We may be in the midst of a musical era allegedly afflicted with retromania, but there are still developments out there that somehow manage to feel fresh in this present day dystopia, filled as it is with £20 cheeseburgers, all encompassing state surveillance, and the ever-ridiculous Boris Johnson. One such novelty in recent years has been the rise of over-saturated rave, as perhaps best epitomised by Glasgow’s Rustie. When done right, it feels like the equivalent of eating a kilo of weird chemicals ordered off the internet and somehow emerging from the experience feeling refreshed and joyous, as opposed to feeling utterly broken on a deep psychological level.
Lone’s 2012 album Galaxy Garden was one of the better album length examples; a blurry eyed rush that occasionally meandered off into overly wooly territory, but on the whole managed to hit all the right and appropriately lurid notes. On his follow up LP Reality Testing – his fifth to date, and second to be released on R&S – the Mancunian producer takes an about turn into more tasteful fare; jettisoning the rave in favour of a smooth blending of left-field hip hop and house.
This isn’t a first for the producer; his first few albums were solid slabs of hazy instrumental hip hop.
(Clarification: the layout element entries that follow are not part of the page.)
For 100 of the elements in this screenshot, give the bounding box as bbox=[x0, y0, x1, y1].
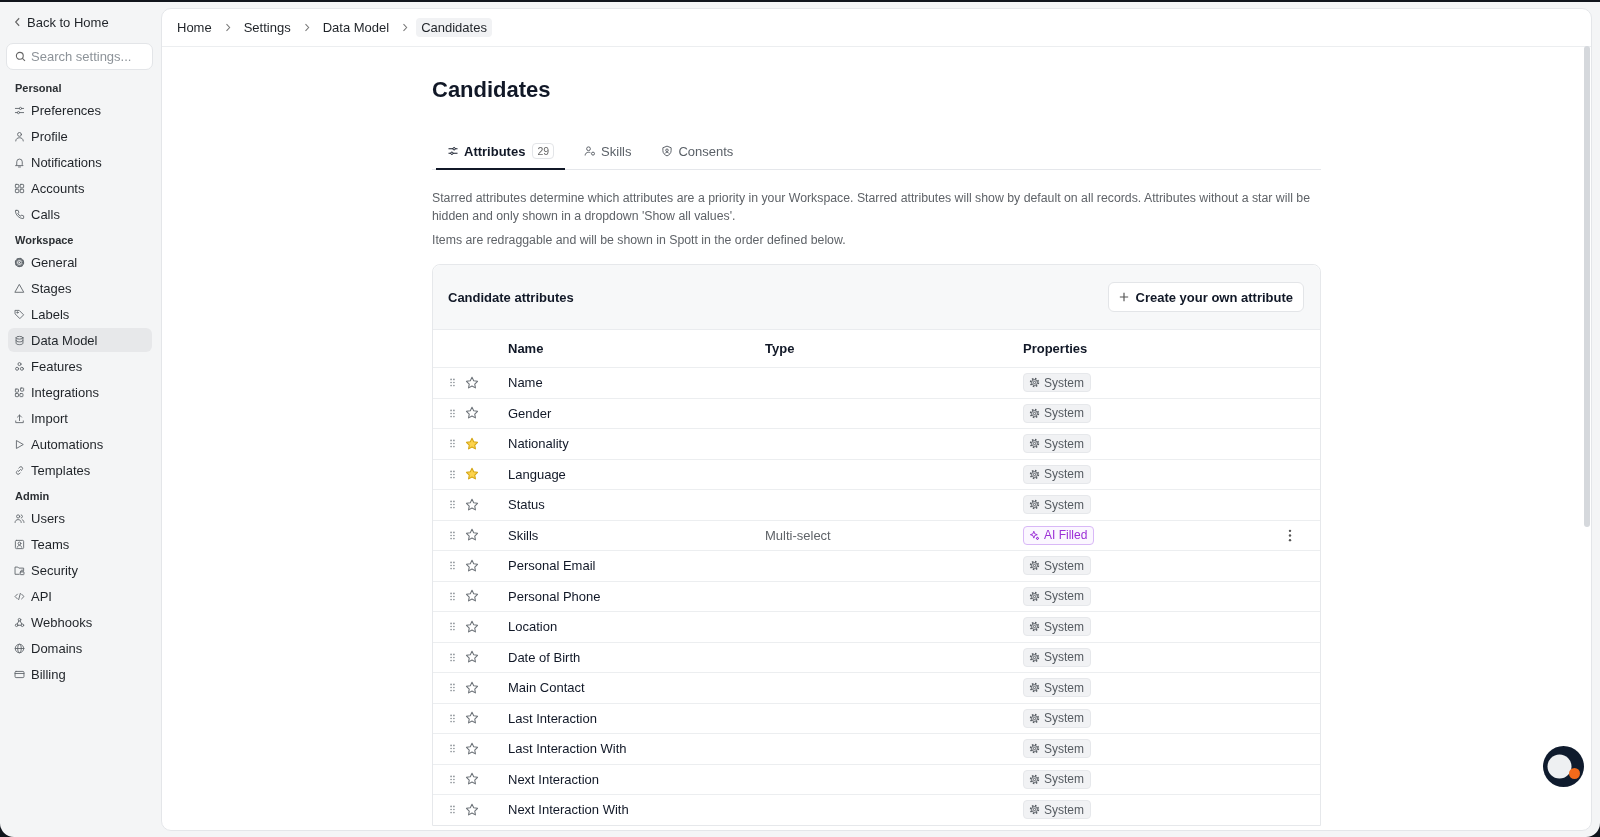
chat-launcher-icon[interactable] bbox=[1543, 746, 1584, 787]
sparkle-icon bbox=[1029, 529, 1040, 541]
property-badge: System bbox=[1023, 647, 1091, 667]
person-circle-icon bbox=[584, 145, 597, 157]
triangle-icon bbox=[14, 282, 25, 294]
property-badge: System bbox=[1023, 403, 1091, 423]
scrollbar-thumb[interactable] bbox=[1584, 46, 1590, 527]
person-icon bbox=[14, 130, 25, 142]
bell-icon bbox=[14, 156, 25, 168]
star-icon[interactable] bbox=[465, 436, 479, 451]
search-icon bbox=[15, 51, 26, 62]
sidebar-item[interactable]: Webhooks bbox=[8, 610, 152, 634]
tab[interactable]: Consents bbox=[650, 134, 745, 170]
drag-handle-icon[interactable] bbox=[450, 500, 455, 510]
webhook-icon bbox=[14, 616, 25, 628]
drag-handle-icon[interactable] bbox=[450, 378, 455, 388]
credit-card-icon bbox=[14, 668, 25, 680]
star-icon[interactable] bbox=[465, 406, 479, 421]
tab[interactable]: Attributes 29 bbox=[436, 134, 566, 170]
back-link[interactable]: Back to Home bbox=[6, 10, 113, 34]
sidebar-item[interactable]: Profile bbox=[8, 124, 152, 148]
drag-handle-icon[interactable] bbox=[450, 774, 455, 784]
count-badge: 29 bbox=[532, 143, 555, 159]
drag-handle-icon[interactable] bbox=[450, 591, 455, 601]
drag-handle-icon[interactable] bbox=[450, 713, 455, 723]
drag-handle-icon[interactable] bbox=[450, 805, 455, 815]
property-badge: System bbox=[1023, 464, 1091, 484]
more-menu-icon[interactable] bbox=[1288, 528, 1292, 542]
search-field[interactable]: Search settings... bbox=[6, 43, 153, 70]
sidebar-item[interactable]: Users bbox=[8, 506, 152, 530]
sidebar-item[interactable]: Security bbox=[8, 558, 152, 582]
sidebar-item[interactable]: Stages bbox=[8, 276, 152, 300]
star-icon[interactable] bbox=[465, 558, 479, 573]
link-icon bbox=[14, 464, 25, 476]
attribute-name: Next Interaction With bbox=[508, 802, 629, 818]
attribute-name: Last Interaction bbox=[508, 710, 597, 726]
chevron-right-icon bbox=[224, 23, 231, 32]
drag-handle-icon[interactable] bbox=[450, 622, 455, 632]
star-icon[interactable] bbox=[465, 772, 479, 787]
sidebar-item[interactable]: General bbox=[8, 250, 152, 274]
sidebar-item[interactable]: Teams bbox=[8, 532, 152, 556]
star-icon[interactable] bbox=[465, 741, 479, 756]
gear-icon bbox=[1029, 377, 1040, 389]
attribute-name: Status bbox=[508, 497, 545, 513]
database-icon bbox=[14, 334, 25, 346]
column-header: Name bbox=[508, 341, 544, 356]
drag-handle-icon[interactable] bbox=[450, 561, 455, 571]
section-heading: Workspace bbox=[14, 233, 75, 248]
sidebar-item[interactable]: Calls bbox=[8, 202, 152, 226]
drag-handle-icon[interactable] bbox=[450, 439, 455, 449]
breadcrumb-link[interactable]: Data Model bbox=[317, 18, 395, 37]
sidebar-item[interactable]: Domains bbox=[8, 636, 152, 660]
star-icon[interactable] bbox=[465, 711, 479, 726]
attribute-type: Multi-select bbox=[765, 528, 831, 544]
page-title: Candidates bbox=[432, 76, 551, 104]
sidebar-item[interactable]: Notifications bbox=[8, 150, 152, 174]
property-badge: System bbox=[1023, 617, 1091, 637]
drag-handle-icon[interactable] bbox=[450, 469, 455, 479]
drag-handle-icon[interactable] bbox=[450, 652, 455, 662]
sidebar-item[interactable]: Accounts bbox=[8, 176, 152, 200]
drag-handle-icon[interactable] bbox=[450, 744, 455, 754]
sidebar-item[interactable]: Templates bbox=[8, 458, 152, 482]
breadcrumb-link[interactable]: Home bbox=[172, 18, 217, 37]
property-badge: System bbox=[1023, 800, 1091, 820]
tab[interactable]: Skills bbox=[573, 134, 643, 170]
gear-icon bbox=[1029, 773, 1040, 785]
star-icon[interactable] bbox=[465, 528, 479, 543]
sidebar-item[interactable]: Features bbox=[8, 354, 152, 378]
star-icon[interactable] bbox=[465, 650, 479, 665]
star-icon[interactable] bbox=[465, 467, 479, 482]
star-icon[interactable] bbox=[465, 619, 479, 634]
drag-handle-icon[interactable] bbox=[450, 408, 455, 418]
sidebar-item[interactable]: API bbox=[8, 584, 152, 608]
star-icon[interactable] bbox=[465, 589, 479, 604]
sidebar-item[interactable]: Preferences bbox=[8, 98, 152, 122]
gear-icon bbox=[1029, 712, 1040, 724]
sidebar-item[interactable]: Import bbox=[8, 406, 152, 430]
sidebar-item[interactable]: Automations bbox=[8, 432, 152, 456]
chevron-right-icon bbox=[303, 23, 310, 32]
property-badge: System bbox=[1023, 586, 1091, 606]
id-card-icon bbox=[14, 538, 25, 550]
folder-lock-icon bbox=[14, 564, 25, 576]
breadcrumb-link[interactable]: Settings bbox=[238, 18, 296, 37]
create-attribute-button[interactable]: Create your own attribute bbox=[1107, 282, 1304, 312]
star-icon[interactable] bbox=[465, 375, 479, 390]
property-badge: System bbox=[1023, 373, 1091, 393]
attribute-name: Next Interaction bbox=[508, 771, 600, 787]
sidebar-item[interactable]: Data Model bbox=[8, 328, 152, 352]
drag-handle-icon[interactable] bbox=[450, 530, 455, 540]
sidebar-item[interactable]: Labels bbox=[8, 302, 152, 326]
sidebar-item[interactable]: Billing bbox=[8, 662, 152, 686]
star-icon[interactable] bbox=[465, 802, 479, 817]
tag-icon bbox=[14, 308, 25, 320]
breadcrumb-link[interactable]: Candidates bbox=[416, 18, 492, 37]
gear-icon bbox=[1029, 560, 1040, 572]
sidebar-item[interactable]: Integrations bbox=[8, 380, 152, 404]
star-icon[interactable] bbox=[465, 497, 479, 512]
star-icon[interactable] bbox=[465, 680, 479, 695]
property-badge: System bbox=[1023, 769, 1091, 789]
drag-handle-icon[interactable] bbox=[450, 683, 455, 693]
Now, his return to the genre waters that birthed him finds him more technically accomplished than ever. As a whole, the album is an impeccably crafted and serene listen, one that never fails to be pleasurable, although occasionally it does feel just a little too put together and restrained. This is comedown music that works just as well for the preliminary early evening build-up, but it never quite hits any heights beyond that.
Reality Testing is an album that goes down easy, but crank it up and some real highlights emerge amongst the laid back post Dilla beats, and vaguely late period Caribou-like floor fillers. ‘Aurora Northern Quarter’ sounds a bit like Kool & The Gang’s ‘Summer Madness’, (which is probably the coolest groove ever recorded if one’s totally honest) spliced up with some delectable piano house. ‘2 & 8’ is a rambunctious hip hop number, featuring a soulful and organic, yet off kilter quality that recalls the best Madlib productions, but the real centrepiece of the album is the previously released ‘Airglow Fires’. It’s a both elegant and thumping summer anthem, of the sort powerful enough to momentarily delude yourself that your life is an aspirational H&M advert, as opposed to the far sweatier, far less aesthetically appealing, far more shameful reality you’re actually stuck in.
The rest of the album is in the same subtly colourful, impeccably textured, and easily digested vein, though the pulse never quickens more than it does on ‘Airglow Fires’. It’s a fine and enjoyable listen, and it’s certainly Lone’s most consistent album to date, but at times it can’t help but feel slight. It’s difficult not to yearn for a dash of the good taste offending exuberance of Lone’s past heights.